Placeholder values are a data modelling smell. The type says "I have an id" when the value doesn't. A better model separates the two forms: Venue is what you create, and PersistedVenue is what the database gives back.

Defining the Types

data class VenueId(val value: Long)

val venueIdType: DuckDbType<VenueId> = DuckDbTypes.bigint.transform(::VenueId, VenueId::value)

data class Venue(val name: String, val capacity: Int)

data class PersistedVenue(val id: VenueId, val venue: Venue)

Venue holds the data you provide. PersistedVenue wraps a Venue together with its database-assigned id. The nesting is intentional — it means PersistedVenue doesn't re-declare name and capacity, and you can always extract the original Venue from a persisted one.

Composing the Codecs

The write codec (venueCodec) maps Venue to the columns the INSERT targets. The read codec (persistedVenueCodec) maps the full row — including the id column — back to PersistedVenue.

Rather than re-declaring all the venue fields in the read codec, compose it from parts:

val venueCodec: RowCodecNamed<Venue> =
RowCodec.namedBuilder<Venue>()
.field("name", DuckDbTypes.varchar, Venue::name)
.field("capacity", DuckDbTypes.integer, Venue::capacity)
.build(::Venue)

val persistedVenueCodec: RowCodecNamed<PersistedVenue> =
RowCodec.ofNamed("id", venueIdType)
.join(venueCodec)
.to({ (id, venue) -> PersistedVenue(id, venue) }, { Pair(it.id, it.venue) })

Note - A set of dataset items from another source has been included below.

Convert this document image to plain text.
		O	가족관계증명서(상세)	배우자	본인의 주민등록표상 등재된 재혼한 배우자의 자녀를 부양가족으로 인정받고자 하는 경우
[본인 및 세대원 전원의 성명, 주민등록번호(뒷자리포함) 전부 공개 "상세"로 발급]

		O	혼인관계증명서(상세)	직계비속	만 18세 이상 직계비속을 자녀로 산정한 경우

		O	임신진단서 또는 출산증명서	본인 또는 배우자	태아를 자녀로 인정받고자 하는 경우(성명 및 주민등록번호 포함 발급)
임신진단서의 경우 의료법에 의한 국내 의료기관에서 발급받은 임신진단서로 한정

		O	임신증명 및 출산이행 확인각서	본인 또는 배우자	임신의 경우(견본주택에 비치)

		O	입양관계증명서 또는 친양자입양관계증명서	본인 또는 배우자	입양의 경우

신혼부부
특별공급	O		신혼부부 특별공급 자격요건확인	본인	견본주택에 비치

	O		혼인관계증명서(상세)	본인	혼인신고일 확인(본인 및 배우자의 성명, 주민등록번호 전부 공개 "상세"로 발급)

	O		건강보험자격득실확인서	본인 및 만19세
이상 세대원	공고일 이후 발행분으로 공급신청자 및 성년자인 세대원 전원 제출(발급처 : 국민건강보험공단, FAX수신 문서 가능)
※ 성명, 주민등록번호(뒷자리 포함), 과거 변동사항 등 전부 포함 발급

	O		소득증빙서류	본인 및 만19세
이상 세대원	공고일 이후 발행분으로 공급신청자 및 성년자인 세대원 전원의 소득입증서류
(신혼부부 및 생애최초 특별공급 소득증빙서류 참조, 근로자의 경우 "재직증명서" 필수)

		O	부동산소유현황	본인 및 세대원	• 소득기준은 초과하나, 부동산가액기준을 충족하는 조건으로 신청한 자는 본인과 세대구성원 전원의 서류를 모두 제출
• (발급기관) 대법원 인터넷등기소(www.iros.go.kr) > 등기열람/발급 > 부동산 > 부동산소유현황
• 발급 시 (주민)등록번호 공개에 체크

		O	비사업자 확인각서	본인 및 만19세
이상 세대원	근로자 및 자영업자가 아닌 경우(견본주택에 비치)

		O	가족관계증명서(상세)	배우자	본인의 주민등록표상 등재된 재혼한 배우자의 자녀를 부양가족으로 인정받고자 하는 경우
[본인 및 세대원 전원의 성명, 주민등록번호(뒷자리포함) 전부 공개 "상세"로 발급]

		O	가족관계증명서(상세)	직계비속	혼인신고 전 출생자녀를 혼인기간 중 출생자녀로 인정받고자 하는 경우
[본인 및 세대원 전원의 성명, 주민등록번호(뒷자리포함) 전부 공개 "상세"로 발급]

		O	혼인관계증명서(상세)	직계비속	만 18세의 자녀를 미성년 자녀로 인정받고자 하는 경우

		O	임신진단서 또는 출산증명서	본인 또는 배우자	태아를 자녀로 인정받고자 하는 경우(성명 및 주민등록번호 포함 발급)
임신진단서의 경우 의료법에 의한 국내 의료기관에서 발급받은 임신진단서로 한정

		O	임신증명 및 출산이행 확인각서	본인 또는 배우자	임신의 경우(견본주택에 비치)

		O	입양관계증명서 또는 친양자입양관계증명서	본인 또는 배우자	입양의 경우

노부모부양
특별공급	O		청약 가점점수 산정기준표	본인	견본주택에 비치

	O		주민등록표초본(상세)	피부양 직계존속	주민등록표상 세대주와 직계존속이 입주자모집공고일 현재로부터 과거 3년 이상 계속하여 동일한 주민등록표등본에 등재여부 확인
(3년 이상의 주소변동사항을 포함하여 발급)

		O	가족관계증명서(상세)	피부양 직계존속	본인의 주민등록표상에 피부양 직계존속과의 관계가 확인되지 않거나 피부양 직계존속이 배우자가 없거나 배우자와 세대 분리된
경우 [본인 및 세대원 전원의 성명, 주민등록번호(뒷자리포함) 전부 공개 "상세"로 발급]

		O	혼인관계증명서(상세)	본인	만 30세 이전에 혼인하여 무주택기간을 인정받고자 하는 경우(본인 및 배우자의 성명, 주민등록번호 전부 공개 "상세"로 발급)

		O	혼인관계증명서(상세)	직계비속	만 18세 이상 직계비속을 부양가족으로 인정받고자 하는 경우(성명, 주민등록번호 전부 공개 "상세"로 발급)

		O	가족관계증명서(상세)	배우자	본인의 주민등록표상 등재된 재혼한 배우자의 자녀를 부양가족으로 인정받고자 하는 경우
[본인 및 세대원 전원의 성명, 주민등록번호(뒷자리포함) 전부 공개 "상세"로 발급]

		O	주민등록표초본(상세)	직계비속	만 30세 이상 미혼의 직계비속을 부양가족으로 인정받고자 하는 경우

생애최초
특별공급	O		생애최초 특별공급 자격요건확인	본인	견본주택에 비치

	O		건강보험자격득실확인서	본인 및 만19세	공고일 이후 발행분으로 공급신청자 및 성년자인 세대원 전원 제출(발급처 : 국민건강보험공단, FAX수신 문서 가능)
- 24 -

Three methods make this work:

  • RowCodec.ofNamed(name, type) — creates a single-column named codec
  • .join(other) — concatenates two named codecs, producing a tuple (preserving all column names)
  • .to(forward, backward) — maps the tuple to your domain type via a bijection

The result is a RowCodecNamed<PersistedVenue> that knows about all three columns (id, name, capacity) — reusing the venueCodec definition for the last two.

Building a Repository

With both codecs defined, the repository becomes straightforward. The two-codec insertIntoReturning takes the write codec for the INSERT columns and the read codec for the RETURNING clause:

object VenueRepo {
private val venueIdType = DuckDbTypes.bigint.transform(::VenueId, VenueId::value)

private val venueCodec = RowCodec.namedBuilder<Venue>()
.field("name", DuckDbTypes.varchar, Venue::name)
.field("capacity", DuckDbTypes.integer, Venue::capacity)
.build(::Venue)

private val persistedVenueCodec =
RowCodec.ofNamed("id", venueIdType)
.join(venueCodec)
.to({ (id, venue) -> PersistedVenue(id, venue) }, { Pair(it.id, it.venue) })

val insert: RowTemplate.Query<Venue, PersistedVenue> =
Fragment.insertIntoReturning("venue", venueCodec, persistedVenueCodec)

val selectAll: Operation<List<PersistedVenue>> =
sql { "SELECT ${persistedVenueCodec.columnList} FROM venue" }
.query(persistedVenueCodec.all())

val selectById: Template<VenueId, PersistedVenue?> =
sql { "SELECT ${persistedVenueCodec.columnList} FROM venue WHERE id = " }
.param(venueIdType)
.query(persistedVenueCodec.maxOne())
}

The types tell the full story: insert takes a Venue and returns a PersistedVenue. No placeholder ids, no ambiguity about what goes in and what comes out.

When to Use This

This pattern is most useful when the persisted form differs meaningfully from the input — typically when the database generates an id, a timestamp, or a version number.

For simple cases where you're happy to provide all fields up front (including the id), a single codec with insertIntoReturning(table, codec) works fine. Use whichever model fits your domain.